Et c’est alors que, sans que rien ne le laisse présager dans une lecture superficielle du rêve, nous sommes arrivés au cœur de celui-ci en évoquant cette femme qui ne manifeste aucune émotion au moment de récupérer son enfant : « Une maman, grande, brune, à cheveux crépus, récupère sont enfant mais contrairement aux autres parents, n’a pas l’air si émue que ça. » Le rêveur m’a immédiatement fait part du fait qu’il était révolté devant cette image, et qu’il se demandait si cette femme contrôlait ses émotions, ou était en inadéquation avec son ressenti. Il y avait beaucoup d’intensité dans l’expression du rêveur qui m’a parlé d’un feu attisé par un souffle. Je l’ai interrogé sur son ressenti corporel et il m’a indiqué que le feu montait de son thorax jusque dans ses yeux. J’ai senti qu’il se passait quelque chose d’important et je lui ai donné du temps sans commenter ou plus interroger, mais en laissant se dire tout ce qui était là. Nous verrons à la fin du travail que c’est essentiellement autour de cette incapacité à ressentir ou a exprimer l’émotion, et la violence du conflit qu’elle déclenche chez le rêveur, que s’articule tout le mouvement intérieur du rêve.
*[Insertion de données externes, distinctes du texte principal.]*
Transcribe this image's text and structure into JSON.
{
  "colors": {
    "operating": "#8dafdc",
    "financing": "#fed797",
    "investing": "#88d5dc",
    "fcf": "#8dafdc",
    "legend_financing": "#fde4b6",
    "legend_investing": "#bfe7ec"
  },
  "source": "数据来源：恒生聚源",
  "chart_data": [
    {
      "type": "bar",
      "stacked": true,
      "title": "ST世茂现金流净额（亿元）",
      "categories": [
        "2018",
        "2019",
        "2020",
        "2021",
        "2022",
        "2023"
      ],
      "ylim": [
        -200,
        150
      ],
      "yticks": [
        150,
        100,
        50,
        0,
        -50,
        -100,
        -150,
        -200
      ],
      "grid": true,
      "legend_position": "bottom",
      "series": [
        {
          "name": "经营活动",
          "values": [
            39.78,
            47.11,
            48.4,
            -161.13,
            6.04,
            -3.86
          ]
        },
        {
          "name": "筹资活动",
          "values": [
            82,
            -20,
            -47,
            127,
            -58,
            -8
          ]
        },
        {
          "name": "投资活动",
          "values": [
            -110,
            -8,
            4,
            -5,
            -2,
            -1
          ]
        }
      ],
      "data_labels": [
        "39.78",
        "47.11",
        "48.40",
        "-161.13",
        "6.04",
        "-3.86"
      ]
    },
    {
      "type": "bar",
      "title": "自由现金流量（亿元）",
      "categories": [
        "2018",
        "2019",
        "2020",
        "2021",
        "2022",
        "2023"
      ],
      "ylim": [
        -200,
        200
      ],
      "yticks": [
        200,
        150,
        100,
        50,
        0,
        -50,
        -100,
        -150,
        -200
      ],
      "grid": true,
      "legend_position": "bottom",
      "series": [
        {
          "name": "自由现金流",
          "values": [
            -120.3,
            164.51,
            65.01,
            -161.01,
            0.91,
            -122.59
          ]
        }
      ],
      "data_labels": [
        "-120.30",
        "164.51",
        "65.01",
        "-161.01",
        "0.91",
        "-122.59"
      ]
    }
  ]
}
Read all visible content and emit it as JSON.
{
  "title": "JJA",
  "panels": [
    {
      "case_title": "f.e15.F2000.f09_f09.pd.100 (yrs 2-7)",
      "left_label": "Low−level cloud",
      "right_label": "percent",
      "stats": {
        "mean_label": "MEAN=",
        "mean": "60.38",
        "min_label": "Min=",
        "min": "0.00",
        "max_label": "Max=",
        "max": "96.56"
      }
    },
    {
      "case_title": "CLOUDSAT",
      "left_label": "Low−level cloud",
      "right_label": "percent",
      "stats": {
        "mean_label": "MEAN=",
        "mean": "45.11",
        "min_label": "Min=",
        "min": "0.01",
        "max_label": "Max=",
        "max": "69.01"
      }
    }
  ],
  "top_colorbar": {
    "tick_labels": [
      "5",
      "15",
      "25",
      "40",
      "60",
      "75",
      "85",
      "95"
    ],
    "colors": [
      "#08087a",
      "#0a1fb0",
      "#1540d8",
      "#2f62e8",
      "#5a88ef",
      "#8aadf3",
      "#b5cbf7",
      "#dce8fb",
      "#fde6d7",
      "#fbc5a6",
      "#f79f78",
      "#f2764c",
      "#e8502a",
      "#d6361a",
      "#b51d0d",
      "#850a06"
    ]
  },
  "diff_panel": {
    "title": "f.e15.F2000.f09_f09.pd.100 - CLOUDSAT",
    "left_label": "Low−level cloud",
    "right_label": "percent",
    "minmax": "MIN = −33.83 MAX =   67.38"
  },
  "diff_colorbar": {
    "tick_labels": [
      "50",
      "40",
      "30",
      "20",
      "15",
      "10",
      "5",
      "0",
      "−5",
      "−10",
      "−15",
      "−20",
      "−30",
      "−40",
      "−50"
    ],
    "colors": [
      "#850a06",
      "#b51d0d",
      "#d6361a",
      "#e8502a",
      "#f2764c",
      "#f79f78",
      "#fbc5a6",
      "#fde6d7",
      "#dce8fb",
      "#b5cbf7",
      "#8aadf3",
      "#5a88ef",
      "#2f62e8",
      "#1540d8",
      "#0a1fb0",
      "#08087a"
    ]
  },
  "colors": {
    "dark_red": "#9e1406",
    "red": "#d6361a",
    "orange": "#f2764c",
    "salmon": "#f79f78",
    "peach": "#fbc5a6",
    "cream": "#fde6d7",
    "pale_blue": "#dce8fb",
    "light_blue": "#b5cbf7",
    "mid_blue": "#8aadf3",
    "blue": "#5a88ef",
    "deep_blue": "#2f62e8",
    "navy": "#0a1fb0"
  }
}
C’est là que se trouve le noyau, mais l’interprétation symbolique aurait été bien en peine de le faire ressortir de l’ensemble, sauf à considérer que l’incongruité de cette image en soulignait l’importance.
Une fois que le rêveur a été prêt à le faire, nous sommes passés à la seconde partie du rêve. Il est important de noter que la première partie a été vécue en mode dissocié, c’est-à-dire avec la distance du témoin qui permet d’aborder des choses difficiles en toute sécurité. La seconde partie se déroule en mode associé : le rêveur est directement partie prenante de l’action, et on peut penser qu’il contacte plus immédiatement la souffrance qui est au cœur du rêve. Cela réclame d’autant plus d’attention. Et en effet, nous nous sommes immédiatement heurtés à une difficulté. Dès que j’ai évoqué la présence de Jules et de sa mère sur la place, en rappelant que son fils a les cheveux longs avec une couette, le rêveur s’est retrouvé en état de choc. A posteriori, je constate que j’aurais pu m’en douter puisque il est question de choc directement dans le texte du rêve :
« La maman de Jules vient le chercher. Je les vois sur une place, Jules assis sur un muret au loin. J’ai un choc lorsque je vois qu’il a les cheveux longs avec une couette sur la tête. »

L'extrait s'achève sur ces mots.